Service Scheduled? Outage/At Risk Start End Duration Reason
lcgwms01 SCHEDULED OUTAGE 17/10/2012 15:00 19/10/2012 13:00 1 day, 22 hours EMI WMS update to v3.3.8
srm-cms SCHEDULED OUTAGE 16/10/2012 08:00 16/10/2012 14:00 6 hours Upgrade of CMS Castor instance to Version 2.1.12-10.
lcgfts.gridpp.rl.ac.uk, lfc.gridpp.rl.ac.uk, SCHEDULED WARNING 15/10/2012 09:00 15/10/2012 13:00 4 hours Rolling application of Oracle Patches to database systems behind these services.

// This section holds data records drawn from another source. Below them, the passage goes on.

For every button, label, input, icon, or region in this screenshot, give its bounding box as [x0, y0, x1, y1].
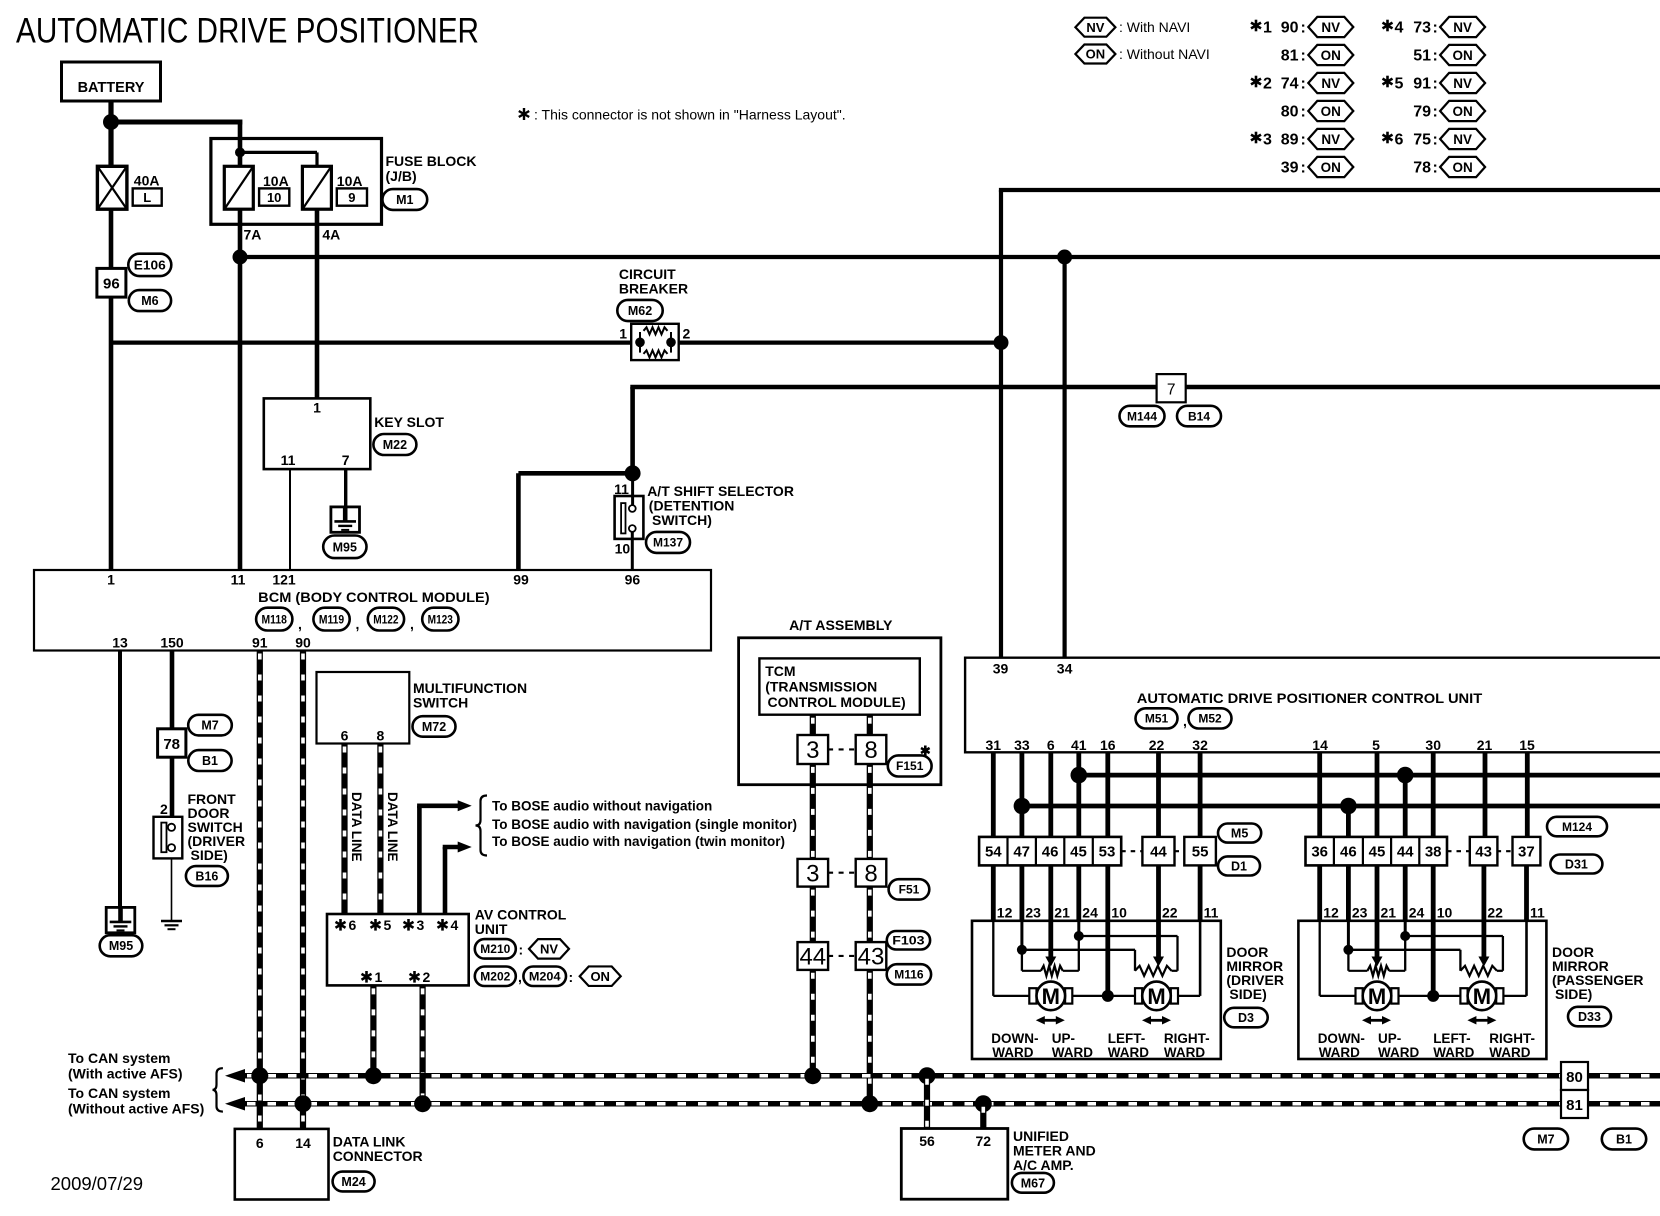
svg-text:1: 1	[313, 400, 321, 416]
svg-text:(TRANSMISSION: (TRANSMISSION	[765, 679, 877, 695]
svg-text:M95: M95	[109, 939, 133, 953]
data link connector M24	[235, 1129, 423, 1200]
connector 81 on CAN2	[1561, 1090, 1588, 1118]
svg-text:WARD: WARD	[1433, 1045, 1474, 1060]
junction node 90 CAN2	[295, 1095, 312, 1112]
svg-text:53: 53	[1099, 844, 1116, 861]
svg-text:23: 23	[1352, 905, 1368, 921]
svg-text:23: 23	[1025, 905, 1041, 921]
svg-text:6: 6	[1047, 737, 1055, 753]
svg-text:M22: M22	[383, 438, 407, 452]
svg-text:78: 78	[163, 736, 180, 753]
text to BOSE audio without navigation	[492, 799, 712, 814]
svg-text:ON: ON	[1321, 104, 1341, 119]
junction node meter56 CAN1	[919, 1067, 936, 1084]
svg-text:10: 10	[615, 541, 631, 557]
wire AT selector to BCM pin 96	[631, 532, 634, 570]
title text	[16, 12, 479, 51]
svg-text:M144: M144	[1127, 409, 1157, 423]
svg-text:9: 9	[348, 190, 355, 205]
svg-text:NV: NV	[540, 942, 558, 957]
svg-text:,: ,	[518, 969, 522, 985]
svg-text:5: 5	[1372, 737, 1380, 753]
wire 44 to CAN1 dashed	[810, 970, 816, 1076]
wire TCM 8 dashed	[867, 715, 873, 735]
control unit pin numbers	[986, 737, 1535, 753]
svg-text:M123: M123	[428, 612, 454, 626]
wire 31	[991, 752, 996, 837]
BCM connector labels M118 M119 M122 M123	[256, 608, 458, 632]
svg-text:5: 5	[384, 917, 392, 933]
bus wire B from pin 33	[1022, 804, 1660, 809]
fuse 10A no.10	[224, 166, 289, 209]
svg-text::: :	[1433, 160, 1438, 177]
svg-text:7: 7	[1167, 382, 1176, 399]
wire 14	[1317, 752, 1322, 837]
wire TCM 3 dashed	[810, 715, 816, 735]
svg-text:M52: M52	[1198, 712, 1222, 726]
svg-text:WARD: WARD	[1108, 1045, 1149, 1060]
svg-text:90: 90	[295, 635, 311, 651]
text to CAN system without active AFS	[68, 1085, 204, 1117]
svg-text:11: 11	[1530, 905, 1545, 921]
svg-text:81: 81	[1566, 1097, 1583, 1114]
wire BCM 150 to door switch	[170, 651, 175, 729]
legend item 90 NV	[1251, 17, 1353, 37]
svg-text:WARD: WARD	[1319, 1045, 1360, 1060]
svg-text:1: 1	[107, 572, 115, 588]
wire battery junction to circuit breaker	[111, 341, 631, 345]
svg-text:39: 39	[1281, 160, 1299, 177]
front door switch label B16	[186, 866, 228, 886]
svg-text:10: 10	[1437, 905, 1453, 921]
svg-text:79: 79	[1413, 104, 1431, 121]
svg-text:ON: ON	[1452, 48, 1472, 63]
svg-text:(J/B): (J/B)	[386, 168, 417, 184]
svg-text:3: 3	[806, 860, 819, 887]
wire MF switch 8 data line	[377, 744, 383, 915]
svg-text:43: 43	[858, 944, 885, 971]
svg-text:30: 30	[1425, 737, 1441, 753]
door mirror driver side D3	[972, 905, 1221, 1061]
wire 44 down dashed	[810, 887, 816, 943]
CAN line 2 arrow	[225, 1097, 245, 1111]
connector label F151	[888, 755, 932, 776]
wire AV star1 to CAN1	[370, 985, 376, 1075]
svg-text:F103: F103	[892, 934, 925, 948]
svg-text:NV: NV	[1453, 132, 1472, 147]
connector 96 E106 M6	[97, 254, 171, 311]
svg-text:SWITCH: SWITCH	[413, 695, 468, 711]
door mirror driver side labels	[1224, 944, 1284, 1027]
svg-text:6: 6	[349, 917, 357, 933]
svg-text:21: 21	[1477, 737, 1493, 753]
svg-text:11: 11	[1204, 905, 1219, 921]
control unit labels M51 M52	[1136, 708, 1232, 729]
svg-text:39: 39	[993, 661, 1009, 677]
wire to passenger mirror pin 7	[1524, 865, 1529, 920]
svg-text:M67: M67	[1021, 1176, 1045, 1190]
svg-text:1: 1	[619, 326, 627, 342]
wire MF switch 6 data line	[341, 744, 347, 915]
svg-text:24: 24	[1409, 905, 1425, 921]
TCM transmission control module	[759, 658, 919, 714]
wire BCM 13 to ground	[118, 651, 122, 908]
connector 78 M7 B1	[158, 715, 232, 771]
svg-text:2: 2	[423, 969, 431, 985]
svg-text:(With active AFS): (With active AFS)	[68, 1066, 182, 1082]
svg-text::: :	[1301, 160, 1306, 177]
legend NV with NAVI	[1075, 18, 1190, 37]
svg-text:80: 80	[1566, 1069, 1583, 1086]
junction node breaker bus	[994, 335, 1009, 350]
key slot label M22	[373, 434, 416, 455]
connector box 44	[1121, 837, 1174, 866]
wire 40A to BCM pin 1	[109, 209, 114, 570]
svg-text:31: 31	[986, 737, 1002, 753]
wire to passenger mirror pin 6	[1482, 865, 1487, 920]
wire to driver mirror pin 3	[1048, 865, 1053, 920]
multifunction switch M72	[317, 672, 528, 744]
wire horizontal y190 to right edge	[999, 188, 1660, 192]
text to CAN system with active AFS	[68, 1050, 182, 1082]
wire 5	[1375, 752, 1380, 837]
svg-text:B1: B1	[202, 754, 218, 768]
junction node 41 bus A	[1071, 767, 1088, 784]
svg-text:8: 8	[377, 728, 385, 744]
svg-text:CONNECTOR: CONNECTOR	[333, 1148, 423, 1164]
wire 43 down dashed	[867, 887, 873, 943]
svg-text:89: 89	[1281, 132, 1299, 149]
svg-text:90: 90	[1281, 20, 1299, 37]
svg-text:91: 91	[1413, 76, 1431, 93]
AT assembly label	[789, 617, 893, 633]
junction node 43 CAN2	[861, 1095, 878, 1112]
legend item 80 ON	[1281, 101, 1354, 121]
connector box 37	[1497, 837, 1541, 866]
svg-text:10: 10	[1111, 905, 1127, 921]
svg-text::: :	[1433, 104, 1438, 121]
svg-text:72: 72	[976, 1133, 992, 1149]
wire door switch to chassis ground	[171, 858, 173, 921]
svg-text:M1: M1	[396, 193, 413, 207]
svg-text:33: 33	[1014, 737, 1030, 753]
fuse block J/B M1	[211, 139, 477, 225]
junction node AV2 CAN2	[414, 1095, 431, 1112]
junction node at x1064	[1057, 250, 1072, 265]
connector 7 M144 B14	[1120, 374, 1222, 426]
svg-text:M7: M7	[201, 719, 218, 733]
legend item 81 ON	[1281, 45, 1354, 65]
svg-text:M51: M51	[1145, 712, 1169, 726]
legend item 79 ON	[1413, 101, 1485, 121]
svg-text:22: 22	[1149, 737, 1165, 753]
svg-text:45: 45	[1369, 844, 1386, 861]
wire to driver mirror pin 6	[1156, 865, 1161, 920]
svg-text:To BOSE audio without navigati: To BOSE audio without navigation	[492, 799, 712, 814]
data line label 2	[385, 792, 400, 862]
wire horizontal y387 to right edge	[630, 385, 1660, 390]
svg-text:NV: NV	[1321, 132, 1340, 147]
wire to driver mirror pin 2	[1020, 865, 1025, 920]
svg-text:FUSE BLOCK: FUSE BLOCK	[386, 153, 477, 169]
connector labels M5 D1	[1218, 824, 1261, 876]
svg-text:44: 44	[799, 944, 826, 971]
wire to driver mirror pin 4	[1076, 865, 1081, 920]
svg-text:NV: NV	[1453, 76, 1472, 91]
wire 15	[1525, 752, 1530, 837]
wire AV unit star3 to BOSE audio	[417, 800, 472, 914]
svg-text:,: ,	[356, 616, 360, 632]
wire circuit breaker to vertical bus	[679, 341, 1001, 345]
connector label F51	[889, 879, 930, 899]
svg-text:To BOSE audio with navigation: To BOSE audio with navigation (single mo…	[492, 817, 797, 832]
svg-text:51: 51	[1413, 48, 1431, 65]
fuse block label M1	[382, 189, 427, 210]
junction node AV1 CAN1	[365, 1067, 382, 1084]
wire 32	[1198, 752, 1203, 837]
svg-text:47: 47	[1013, 844, 1030, 861]
svg-text:1: 1	[375, 969, 383, 985]
svg-text:SIDE): SIDE)	[1555, 986, 1592, 1002]
svg-text:44: 44	[1397, 844, 1414, 861]
CAN line 2 dashed	[243, 1101, 1660, 1107]
svg-text:6: 6	[341, 728, 349, 744]
wire meter 56 dashed	[924, 1076, 930, 1129]
svg-text:BATTERY: BATTERY	[78, 80, 145, 96]
svg-text:6: 6	[256, 1135, 264, 1151]
key slot M22	[264, 398, 445, 469]
svg-text:B16: B16	[195, 870, 218, 884]
wire 30	[1431, 752, 1436, 837]
svg-text:15: 15	[1519, 737, 1535, 753]
wire to driver mirror pin 5	[1105, 865, 1110, 920]
wire to passenger mirror pin 1	[1317, 865, 1322, 920]
svg-text:M6: M6	[141, 294, 158, 308]
svg-text:43: 43	[1475, 844, 1492, 861]
svg-text:96: 96	[625, 572, 641, 588]
svg-text:NV: NV	[1086, 20, 1104, 35]
wire junction to BCM pin 99	[518, 473, 634, 570]
wire 43 to CAN2 dashed	[867, 970, 873, 1104]
svg-text:M210: M210	[480, 942, 510, 956]
svg-text:4A: 4A	[322, 227, 340, 243]
wire to passenger mirror pin 4	[1403, 865, 1408, 920]
svg-text:ON: ON	[1452, 160, 1472, 175]
svg-text:D31: D31	[1565, 858, 1588, 872]
door mirror passenger side D33	[1298, 905, 1546, 1061]
svg-text:UNIT: UNIT	[475, 921, 508, 937]
svg-text:45: 45	[1070, 844, 1087, 861]
svg-text:4: 4	[451, 917, 459, 933]
wire 22	[1156, 752, 1161, 837]
svg-text:TCM: TCM	[765, 663, 795, 679]
wire y387 corner down to AT selector junction	[630, 387, 635, 473]
svg-text:DATA LINE: DATA LINE	[385, 792, 400, 862]
automatic drive positioner control unit	[965, 658, 1660, 753]
wire key slot 11 to BCM 121	[289, 469, 291, 570]
svg-text:F51: F51	[899, 883, 920, 897]
svg-text:: Without NAVI: : Without NAVI	[1119, 46, 1210, 62]
svg-text::: :	[1301, 132, 1306, 149]
svg-text:M204: M204	[529, 970, 561, 984]
legend ON without NAVI	[1075, 45, 1209, 64]
svg-text:B14: B14	[1188, 409, 1210, 423]
svg-text:To CAN system: To CAN system	[68, 1085, 170, 1101]
connector box 43	[1447, 837, 1497, 866]
svg-text:150: 150	[160, 635, 184, 651]
svg-text:10A: 10A	[337, 173, 363, 189]
svg-text:WARD: WARD	[1164, 1045, 1205, 1060]
svg-text::: :	[1433, 76, 1438, 93]
wire BCM 91 CAN dashed	[257, 651, 263, 1129]
svg-text:32: 32	[1192, 737, 1208, 753]
legend item 75 NV	[1383, 129, 1486, 149]
wire to driver mirror pin 1	[991, 865, 996, 920]
svg-text:M24: M24	[341, 1175, 365, 1189]
connector label M116	[887, 964, 931, 984]
svg-text:M119: M119	[319, 612, 345, 626]
svg-text:UP-: UP-	[1378, 1031, 1401, 1046]
svg-text:2: 2	[160, 801, 168, 817]
junction node bus A to mirror 44	[1397, 767, 1414, 784]
svg-text:40A: 40A	[134, 173, 160, 189]
svg-text:41: 41	[1071, 737, 1087, 753]
svg-text:12: 12	[997, 905, 1013, 921]
svg-text:11: 11	[281, 452, 296, 468]
svg-text:ON: ON	[590, 969, 610, 984]
svg-text:46: 46	[1042, 844, 1059, 861]
wire to passenger mirror pin 2	[1346, 865, 1351, 920]
svg-text:75: 75	[1413, 132, 1431, 149]
svg-text:14: 14	[1312, 737, 1328, 753]
svg-text:L: L	[143, 190, 151, 205]
svg-text:NV: NV	[1321, 76, 1340, 91]
junction node 44 CAN1	[804, 1067, 821, 1084]
wire 78 to front door switch	[170, 757, 175, 817]
svg-text:SIDE): SIDE)	[1229, 986, 1266, 1002]
unified meter and AC amp M67	[901, 1128, 1095, 1199]
svg-text:M95: M95	[333, 540, 357, 554]
svg-text:D33: D33	[1578, 1010, 1601, 1024]
svg-text:14: 14	[295, 1135, 311, 1151]
wire junction into AT shift selector	[631, 473, 634, 508]
AV control unit labels M210 NV	[475, 939, 569, 959]
svg-text:DOWN-: DOWN-	[991, 1031, 1038, 1046]
wire meter 72 dashed	[980, 1104, 986, 1129]
svg-text:10: 10	[267, 190, 281, 205]
svg-text:73: 73	[1413, 20, 1431, 37]
junction node 7A horizontal feed	[233, 250, 248, 265]
svg-text:M: M	[1368, 984, 1386, 1009]
label 7A	[244, 227, 262, 243]
legend item 73 NV	[1383, 17, 1486, 37]
svg-text:M116: M116	[894, 968, 924, 982]
svg-text:BREAKER: BREAKER	[619, 281, 688, 297]
svg-text::: :	[569, 969, 574, 985]
svg-text::: :	[1301, 104, 1306, 121]
svg-text:2: 2	[1263, 76, 1272, 93]
date	[51, 1173, 144, 1194]
svg-text:24: 24	[1082, 905, 1098, 921]
AV control unit	[327, 907, 567, 986]
CAN line 1 dashed	[243, 1073, 1660, 1079]
svg-text:4: 4	[1395, 20, 1404, 37]
svg-text:M202: M202	[480, 970, 510, 984]
chassis ground door switch	[161, 921, 182, 929]
svg-text:F151: F151	[896, 759, 924, 773]
legend item 78 ON	[1413, 157, 1485, 177]
connector labels M7 B1 right	[1524, 1129, 1647, 1150]
legend item 89 NV	[1251, 129, 1353, 149]
wire 41	[1076, 752, 1081, 837]
wire battery to junction	[108, 101, 113, 125]
svg-text:99: 99	[513, 572, 529, 588]
svg-text:37: 37	[1518, 844, 1535, 861]
svg-text:M137: M137	[653, 536, 683, 550]
svg-text:ON: ON	[1086, 47, 1106, 62]
svg-text:96: 96	[103, 276, 120, 293]
svg-text:121: 121	[272, 572, 296, 588]
wire fuse 7A to BCM pin 11	[238, 209, 243, 570]
wire down to control unit pin 34	[1062, 257, 1066, 658]
svg-text:13: 13	[112, 635, 128, 651]
svg-text:7: 7	[342, 452, 350, 468]
svg-text:44: 44	[1150, 844, 1167, 861]
wire 8 down dashed	[867, 764, 873, 859]
battery B1	[62, 62, 161, 101]
BCM body control module	[34, 570, 711, 651]
svg-text:6: 6	[1395, 132, 1404, 149]
front door switch driver side B16	[154, 791, 246, 863]
junction node AT selector	[625, 465, 641, 481]
svg-text:M: M	[1147, 984, 1165, 1009]
svg-text:11: 11	[231, 572, 246, 588]
junction node battery	[103, 114, 119, 130]
svg-text:NV: NV	[1321, 20, 1340, 35]
svg-text:M124: M124	[1562, 820, 1592, 834]
svg-text:12: 12	[1323, 905, 1339, 921]
svg-text::: :	[1301, 20, 1306, 37]
svg-text:8: 8	[864, 737, 877, 764]
wire 33	[1020, 752, 1025, 837]
wire fuse 4A to key slot pin 1	[315, 209, 320, 398]
junction node 33 bus B	[1014, 798, 1031, 815]
wire vertical bus x1001 to control unit pin 39	[999, 190, 1003, 658]
connector box 55	[1175, 837, 1216, 866]
svg-text:3: 3	[806, 737, 819, 764]
svg-text:CONTROL MODULE): CONTROL MODULE)	[768, 694, 906, 710]
svg-text:(Without active AFS): (Without active AFS)	[68, 1101, 204, 1117]
data link connector label M24	[333, 1172, 375, 1192]
connector labels M124 D31	[1547, 817, 1607, 874]
wire 21	[1483, 752, 1488, 837]
svg-text:M62: M62	[628, 304, 652, 318]
svg-text:21: 21	[1054, 905, 1070, 921]
svg-text:10A: 10A	[263, 173, 289, 189]
svg-text:91: 91	[252, 635, 268, 651]
svg-text:: With NAVI: : With NAVI	[1119, 19, 1190, 35]
wire key slot 7 to ground	[344, 469, 347, 508]
legend item 91 NV	[1383, 73, 1486, 93]
legend item 74 NV	[1251, 73, 1353, 93]
svg-text:78: 78	[1413, 160, 1431, 177]
svg-text:80: 80	[1281, 104, 1299, 121]
svg-text:,: ,	[1183, 713, 1187, 729]
wire BCM 90 CAN dashed	[300, 651, 306, 1129]
svg-text:M5: M5	[1231, 827, 1248, 841]
svg-text:38: 38	[1425, 844, 1442, 861]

lcgwms01 SCHEDULED OUTAGE 12/10/2012 10:00 17/10/2012 15:00 5 days, 5 hours EMI WMS update to v3.3.8
lcgwms03 SCHEDULED OUTAGE 04/10/2012 11:00 10/10/2012 12:00 6 days, 1 hour EMI WMS update to v3.3.8
lcgvo-02-21.gridpp.rl.ac.uk, UNSCHEDULED OUTAGE 03/10/2012 15:30 31/10/2012 23:00 28 days, 8 hours and 30 minutes System being decommissioned (This is a CMS VOBOX)
Open GGUS Tickets
GGUS ID Level Urgency State Creation Last Update VO Subject
87455 Green Urgent In Progress 2012-10-17 2012-10-17 Atlas RAL-LCG2_HIMEM: jobs failing with stage-in errors
86705 Red Less Urgent In Progress 2012-10-03 2012-10-09 SNO+ RAL jobs returning errors
86690 Red Urgent In Progress 2012-10-03 2012-10-11 T2K JPKEKCRC02 missing from FTS ganglia metrics
86152 Red Less Urgent In Progress 2012-09-17 2012-09-19 correlated packet-loss on perfsonar host
68853 Red Less Urgent In Progress 2011-03-22 2012-08-10 N/A Retirenment of SL4 and 32bit DPM Head nodes and Servers
Availability Report
Day OPS Alice Atlas CMS LHCb Comment
03/10/12 100 100 99.1 100 100 Single failure to connect to srm-atlas.
04/10/12 100 100 100 100 100
05/10/12 100 100 100 100 100
06/10/12 100 100 100 100 100
07/10/12 100 100 100 100 100
08/10/12 100 100 100 100 100
09/10/12 100 100 100 100 100
10/10/12 100 100 100 100 100
11/10/12 100 95.9 100 100 100 Timeout for the CE test job exceeded.
12/10/12 100 84.7 100 100 100 Timeout for the CE test job exceeded.
13/10/12 100 100 100 100 100
14/10/12 100 100 100 100 100
15/10/12 95.8 100 100 100 100 CE tests failed. testing of new EMI CEs affected BDII data.
16/10/12 100 100 100 85.3 100 CMS Castor instance upgraded to version 2.1.12.